El neoliberalismo ha sido una contrarrevolución exitosa en toda la regla cuyo foco principal fue la disolución de los vínculos de integración e identidad social y cultural para privilegiar, de modo absoluto, al individuo competitivo y capaz de realizarse a sí mismo. Logró legitimar, además de generar, “la desigualdad, la exclusión, la propiedad privada de lo común, la plutocracia, y un imaginario democrático profundamente atenuado” (Wendy Brown, En las ruinas del neoliberalismo, 2020).Y es, en este sentido, que la apropiación de la idea y la práctica de la libertad fue un factor clave y núcleo principal de esa reformulación radical de la subjetividad contemporánea capaz de lastimar seriamente la memoria social igualitaria y volver difícil hallar los modos de interpelación capaces de devolverle espesor y fuerza a esa tradición que, en los últimos cuarenta años, fue duramente criticada y demonizada por la cultura dominante. En todo caso, la crisis que hoy golpea el corazón del sistema capitalista, y que hace centro en su vertiente neoliberal, deja al individuo desprovisto de certezas, vacío existencialmente y arrojado a la angustia de no encontrar nada sólido a su alrededor.
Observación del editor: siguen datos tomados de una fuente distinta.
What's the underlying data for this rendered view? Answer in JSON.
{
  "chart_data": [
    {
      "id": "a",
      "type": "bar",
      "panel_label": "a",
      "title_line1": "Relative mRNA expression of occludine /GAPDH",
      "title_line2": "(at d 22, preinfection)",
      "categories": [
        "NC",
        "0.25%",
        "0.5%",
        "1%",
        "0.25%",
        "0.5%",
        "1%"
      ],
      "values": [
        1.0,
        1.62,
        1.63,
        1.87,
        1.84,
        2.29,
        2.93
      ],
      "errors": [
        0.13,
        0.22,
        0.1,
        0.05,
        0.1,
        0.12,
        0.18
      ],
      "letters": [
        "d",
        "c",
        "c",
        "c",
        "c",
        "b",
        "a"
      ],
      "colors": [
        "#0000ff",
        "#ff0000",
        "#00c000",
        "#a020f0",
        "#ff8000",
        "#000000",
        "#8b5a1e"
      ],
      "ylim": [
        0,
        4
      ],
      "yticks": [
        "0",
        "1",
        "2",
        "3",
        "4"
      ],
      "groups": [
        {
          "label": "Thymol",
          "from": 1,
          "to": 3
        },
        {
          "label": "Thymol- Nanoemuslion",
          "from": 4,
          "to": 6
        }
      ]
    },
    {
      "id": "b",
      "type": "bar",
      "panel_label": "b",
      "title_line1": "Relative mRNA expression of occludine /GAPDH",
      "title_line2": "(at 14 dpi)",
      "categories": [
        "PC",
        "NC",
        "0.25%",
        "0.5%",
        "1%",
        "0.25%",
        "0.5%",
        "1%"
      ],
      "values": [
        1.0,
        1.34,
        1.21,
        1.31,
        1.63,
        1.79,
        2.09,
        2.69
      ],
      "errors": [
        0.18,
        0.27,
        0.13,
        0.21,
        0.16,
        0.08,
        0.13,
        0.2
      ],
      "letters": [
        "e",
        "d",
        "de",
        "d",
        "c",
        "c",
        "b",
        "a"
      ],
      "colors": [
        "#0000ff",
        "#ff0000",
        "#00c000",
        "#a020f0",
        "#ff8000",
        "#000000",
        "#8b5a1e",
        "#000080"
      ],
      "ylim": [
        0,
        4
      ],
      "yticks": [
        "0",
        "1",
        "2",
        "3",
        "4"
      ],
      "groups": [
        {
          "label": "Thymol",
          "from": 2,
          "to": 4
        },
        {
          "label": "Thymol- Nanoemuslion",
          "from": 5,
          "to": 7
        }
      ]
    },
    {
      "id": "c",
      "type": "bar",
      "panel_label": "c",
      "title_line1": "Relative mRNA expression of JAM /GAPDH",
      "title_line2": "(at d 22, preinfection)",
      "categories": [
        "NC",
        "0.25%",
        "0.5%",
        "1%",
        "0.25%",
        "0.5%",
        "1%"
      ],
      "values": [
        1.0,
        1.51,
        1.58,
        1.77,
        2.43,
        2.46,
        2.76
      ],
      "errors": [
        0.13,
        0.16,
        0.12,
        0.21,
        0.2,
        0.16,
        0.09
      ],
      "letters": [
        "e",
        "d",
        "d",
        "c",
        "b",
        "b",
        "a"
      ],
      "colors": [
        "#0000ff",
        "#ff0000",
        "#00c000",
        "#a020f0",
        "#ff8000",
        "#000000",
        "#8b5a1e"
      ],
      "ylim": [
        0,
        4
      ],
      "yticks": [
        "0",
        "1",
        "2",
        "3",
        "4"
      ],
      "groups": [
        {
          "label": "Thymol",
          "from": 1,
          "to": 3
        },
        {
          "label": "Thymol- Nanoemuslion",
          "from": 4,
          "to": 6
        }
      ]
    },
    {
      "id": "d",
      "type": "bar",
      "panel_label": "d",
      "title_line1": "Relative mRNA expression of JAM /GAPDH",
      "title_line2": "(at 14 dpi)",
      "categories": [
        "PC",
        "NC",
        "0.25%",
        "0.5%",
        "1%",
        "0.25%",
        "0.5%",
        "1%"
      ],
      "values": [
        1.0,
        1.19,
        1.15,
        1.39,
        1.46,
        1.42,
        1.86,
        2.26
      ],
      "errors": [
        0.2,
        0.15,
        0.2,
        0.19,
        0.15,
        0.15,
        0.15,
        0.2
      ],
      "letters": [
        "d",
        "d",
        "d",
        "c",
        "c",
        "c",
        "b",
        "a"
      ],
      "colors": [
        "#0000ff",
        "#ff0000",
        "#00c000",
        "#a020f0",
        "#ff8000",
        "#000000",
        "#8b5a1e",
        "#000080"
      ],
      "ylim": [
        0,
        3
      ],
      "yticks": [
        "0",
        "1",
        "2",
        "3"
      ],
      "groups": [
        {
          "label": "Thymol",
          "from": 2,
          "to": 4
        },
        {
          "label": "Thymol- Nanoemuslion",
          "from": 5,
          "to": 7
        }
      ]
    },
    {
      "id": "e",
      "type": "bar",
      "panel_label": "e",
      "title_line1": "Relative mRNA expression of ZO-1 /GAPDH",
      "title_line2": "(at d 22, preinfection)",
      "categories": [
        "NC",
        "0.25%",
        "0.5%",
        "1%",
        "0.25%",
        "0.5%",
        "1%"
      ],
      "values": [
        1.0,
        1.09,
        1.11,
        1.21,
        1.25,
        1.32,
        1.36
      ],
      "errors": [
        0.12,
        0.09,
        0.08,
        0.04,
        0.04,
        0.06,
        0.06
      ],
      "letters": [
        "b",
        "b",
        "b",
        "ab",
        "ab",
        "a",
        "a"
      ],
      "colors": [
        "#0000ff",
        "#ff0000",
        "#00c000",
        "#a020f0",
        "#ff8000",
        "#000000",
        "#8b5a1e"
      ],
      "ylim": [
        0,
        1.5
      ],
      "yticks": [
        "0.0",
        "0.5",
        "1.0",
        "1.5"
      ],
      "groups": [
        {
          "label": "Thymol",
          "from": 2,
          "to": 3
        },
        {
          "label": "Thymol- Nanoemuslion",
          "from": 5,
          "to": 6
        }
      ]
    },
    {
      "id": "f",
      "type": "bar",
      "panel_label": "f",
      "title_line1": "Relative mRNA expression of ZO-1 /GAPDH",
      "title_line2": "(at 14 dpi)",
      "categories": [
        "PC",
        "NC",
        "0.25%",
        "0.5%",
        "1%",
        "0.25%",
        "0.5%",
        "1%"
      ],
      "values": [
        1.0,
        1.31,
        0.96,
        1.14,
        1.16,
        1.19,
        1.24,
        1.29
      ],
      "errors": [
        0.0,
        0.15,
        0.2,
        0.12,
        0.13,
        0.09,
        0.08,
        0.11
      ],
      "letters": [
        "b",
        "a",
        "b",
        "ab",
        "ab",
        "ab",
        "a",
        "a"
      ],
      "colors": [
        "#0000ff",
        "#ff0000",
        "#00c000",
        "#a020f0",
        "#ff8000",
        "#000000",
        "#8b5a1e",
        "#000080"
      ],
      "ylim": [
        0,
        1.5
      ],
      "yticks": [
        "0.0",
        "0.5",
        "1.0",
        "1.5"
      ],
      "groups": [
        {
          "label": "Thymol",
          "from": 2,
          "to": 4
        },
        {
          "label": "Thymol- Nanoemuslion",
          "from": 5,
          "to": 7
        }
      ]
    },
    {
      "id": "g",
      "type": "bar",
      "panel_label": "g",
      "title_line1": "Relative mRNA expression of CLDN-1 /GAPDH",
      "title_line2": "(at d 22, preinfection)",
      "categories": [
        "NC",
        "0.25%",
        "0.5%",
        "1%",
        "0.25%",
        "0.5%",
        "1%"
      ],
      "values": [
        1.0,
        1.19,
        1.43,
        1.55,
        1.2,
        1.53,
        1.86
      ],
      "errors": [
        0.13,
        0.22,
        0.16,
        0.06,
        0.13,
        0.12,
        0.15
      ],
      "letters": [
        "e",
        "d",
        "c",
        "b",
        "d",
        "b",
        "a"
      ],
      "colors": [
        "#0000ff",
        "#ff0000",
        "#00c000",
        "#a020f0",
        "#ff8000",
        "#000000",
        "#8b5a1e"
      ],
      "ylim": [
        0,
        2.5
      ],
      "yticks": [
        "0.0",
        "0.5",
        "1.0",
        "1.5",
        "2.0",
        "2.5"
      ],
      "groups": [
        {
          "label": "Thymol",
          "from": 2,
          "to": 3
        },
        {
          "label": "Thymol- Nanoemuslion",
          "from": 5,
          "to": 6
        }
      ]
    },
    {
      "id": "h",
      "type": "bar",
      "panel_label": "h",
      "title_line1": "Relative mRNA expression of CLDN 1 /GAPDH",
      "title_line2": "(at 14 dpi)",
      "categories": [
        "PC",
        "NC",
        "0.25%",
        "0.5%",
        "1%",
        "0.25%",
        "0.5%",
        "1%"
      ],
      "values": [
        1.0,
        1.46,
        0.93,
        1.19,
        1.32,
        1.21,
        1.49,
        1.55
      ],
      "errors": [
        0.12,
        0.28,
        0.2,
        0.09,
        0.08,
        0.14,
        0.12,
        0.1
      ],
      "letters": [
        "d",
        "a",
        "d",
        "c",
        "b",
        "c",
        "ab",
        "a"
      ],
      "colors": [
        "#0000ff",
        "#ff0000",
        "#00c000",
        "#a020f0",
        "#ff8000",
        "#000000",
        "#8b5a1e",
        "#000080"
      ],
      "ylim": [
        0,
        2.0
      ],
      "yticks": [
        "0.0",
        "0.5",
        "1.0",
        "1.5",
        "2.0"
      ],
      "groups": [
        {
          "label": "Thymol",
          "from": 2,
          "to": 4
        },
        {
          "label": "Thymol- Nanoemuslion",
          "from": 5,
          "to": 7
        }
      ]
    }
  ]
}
El problema de esta crisis que irradia sobre lo simbólico-cultural es que, por lo menos hasta ahora, los únicos que han sabido sacarle provecho encontrando un lenguaje que interpela a ese sujeto amenazado y asustado, además de estar atravesado por una ira creciente, es la extrema derecha. El problema, para las tradiciones igualitaristas y democráticas, es que no han sido capaces de renovar su lenguaje, no han sabido comprender el alcance y la dimensión de una crisis que no es sólo económica sino que pone en evidencia una corrosión civilizatoria de envergadura gigantesca.